Das stört auch Kira Bosch gewaltig: „Alle reden von den tollen Streuobstwiesen und dem Streuobstparadies, in dem sie spazieren gehen. Aber nur noch wenige wollen etwas für den Erhalt unserer Kulturlandschaft tun.“ Dabei könne das Auflesen der Äpfel gerade mit kleinen Kindern richtig Spaß machen. Einen Ausflug auf die Streuobstwiese könne man auch als „Familien- oder Mehrgenerationen-Event mit Oma und Opa“ betrachten. Die 29-Jährige selbst nimmt oft ihre Nachbarskinder mit, die es „voll cool“ finden, draußen zu sein und die auf spielerische Art beim Aufsammeln der Äpfel helfen.

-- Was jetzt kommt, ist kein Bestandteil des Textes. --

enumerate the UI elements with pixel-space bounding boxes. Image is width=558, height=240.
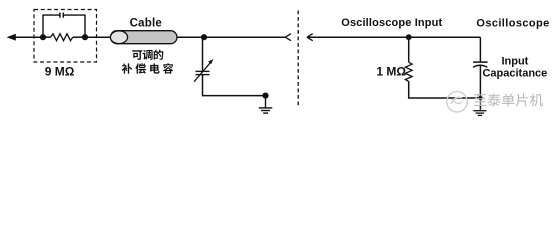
svg-text:Oscilloscope Input: Oscilloscope Input: [341, 17, 442, 29]
svg-text:Capacitance: Capacitance: [482, 68, 547, 80]
wire (rail corner down to C3): [479, 37, 481, 62]
label kediaode (adjustable): [132, 50, 163, 60]
capacitor C1 (probe compensation, in box): [60, 13, 63, 18]
wire (box to cable): [85, 36, 111, 38]
svg-text:Oscilloscope: Oscilloscope: [476, 17, 549, 29]
probe tip arrow: [7, 34, 44, 41]
svg-text:Input: Input: [501, 55, 528, 67]
node D junction dot: [262, 93, 268, 99]
svg-text:9 MΩ: 9 MΩ: [45, 65, 75, 79]
watermark text: [474, 94, 543, 107]
cable body: [111, 31, 178, 44]
node B junction dot: [82, 34, 88, 40]
label buchang dianrong (compensation capacitor): [122, 63, 174, 74]
svg-text:Cable: Cable: [130, 18, 162, 30]
dashed probe body box: [34, 10, 97, 63]
variable capacitor adjustment arrow: [194, 59, 213, 82]
wire (node A to resistor): [43, 36, 51, 38]
wire (C3 down to ground): [479, 66, 481, 110]
ground (scope side): [473, 111, 486, 116]
wire capacitor loop right: [63, 15, 85, 37]
node C junction dot: [201, 34, 207, 40]
dashed separator line: [297, 11, 299, 108]
wire (resistor to node B): [73, 36, 85, 38]
watermark logo circle: [447, 92, 467, 112]
wire (R2 to bottom rail): [409, 81, 481, 98]
wire (cable to arrow): [177, 36, 285, 38]
node F junction dot: [478, 96, 482, 100]
capacitor C3 input capacitance: [473, 62, 488, 67]
node E junction dot: [406, 34, 412, 40]
svg-text:1 MΩ: 1 MΩ: [376, 64, 406, 78]
wire (node C down): [202, 37, 204, 71]
variable capacitor C2 plates: [196, 71, 210, 74]
wire (node E down): [408, 37, 410, 62]
resistor R1 9 M ohm: [51, 34, 73, 41]
wire (scope input rail): [307, 36, 480, 38]
cable left end cap: [110, 31, 127, 44]
wire (C2 to ground run): [203, 75, 266, 96]
resistor R2 1 M ohm: [405, 62, 412, 81]
ground (probe side): [259, 96, 273, 114]
open arrowhead (right half, from probe): [307, 34, 313, 41]
open arrowhead (left half, to scope): [285, 34, 291, 41]
wire capacitor loop left: [43, 15, 60, 37]
node A junction dot: [40, 34, 46, 40]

Auch bei der Firma Bosch Fruchtsäfte in Unterlenningen werden Äpfel von Streuobstwiesen zu Saft verarbeitet. In Lenningen sieht die Ernte heuer gar nicht mal so schlecht aus. Fotos: Carsten Riedl

„Wir müssen es schaffen, dass sich wieder mehr junge Leute dafür begeistern“, betont Kira Bosch. Deshalb versuche ihre Familie, einen attraktiven Tagespreis für die angelieferten Früchte der Kunden zu gestalten. „Das geht allerdings nur bis zu einem gewissen Grad, denn wir müssen den Saft auch noch verkaufen können.“ Aktuell liegt der Preis, den die Kunden der Firma Bosch für ihre angelieferten Äpfel erhalten, bei 17 Euro für 100 Kilogramm Obst. Alternativ gibt es eine Gutschrift und damit einen vergünstigten Preis für Apfelsaft. Die Firma Bosch nimmt die Früchte ihrer Kunden in Unterlenningen, Nabern, Hepsisau und Neidlingen an.

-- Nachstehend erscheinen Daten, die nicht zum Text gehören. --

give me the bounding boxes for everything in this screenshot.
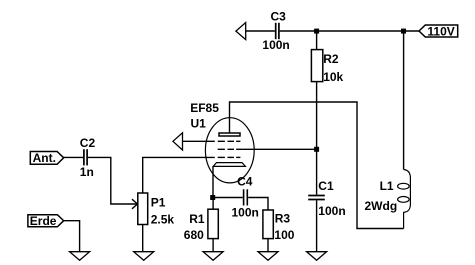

Auch bei der Mosterei Jensch in Holzmaden können Kunden ihre Äpfel abliefern; beim Verarbeiten können sie ebenfalls dabei sein und ihren Apfelsaft dann gleich mit nach Hause nehmen. „Wir mosten in diesem Jahr seit Ende August“, berichtet Matthias Jensch, der selbst zwei Hektar große Obstwiesen rund um Ohmden besitzt. Die Apfelernte sehe heuer relativ schlecht aus. „Wir haben keinen Totalausfall, aber wenig Obst.“ Die frühen Sorten seien komplett erfroren, bei den späten sehe es besser aus – zumindest bei den Bäumen, die im vergangenen Jahr wenig trugen. Trotzdem: „In unserer Mosterei haben wir, was den Durchsatz anbelangt, keine 25 Prozent eines guten Jahres.“

Seine Erfahrung in dieser Saison bisher: „Die Kunden suchen von überall her Äpfel zusammen, fragen im Verwandten- und Bekanntenkreis danach.“ Und dennoch gebe es keine großen Mengen. „Wer in früheren Jahren vier oder fünf Mal zu uns kam, schafft es in diesem Jahr maximal zwei Mal.“ Nur kleine Mengen zu saften, ist bei der Mosterei Jensch aber kein Problem. „Wir empfehlen den Leuten auch, erst zu kommen, wenn das Obst reif ist.“

Was Matthias Jensch indes freut: „Wir haben zwar wenige Äpfel, aber von der Qualität her sind sie super zum Mosten.“ Das Verhältnis zwischen Zuckergehalt und Säure sei perfekt. Das bestätigt Gudrun Bosch: „Im vergangenen Jahr hatten wir um die Zeit zwar etwas mehr Oechsle, aber die Harmonie ist gut“.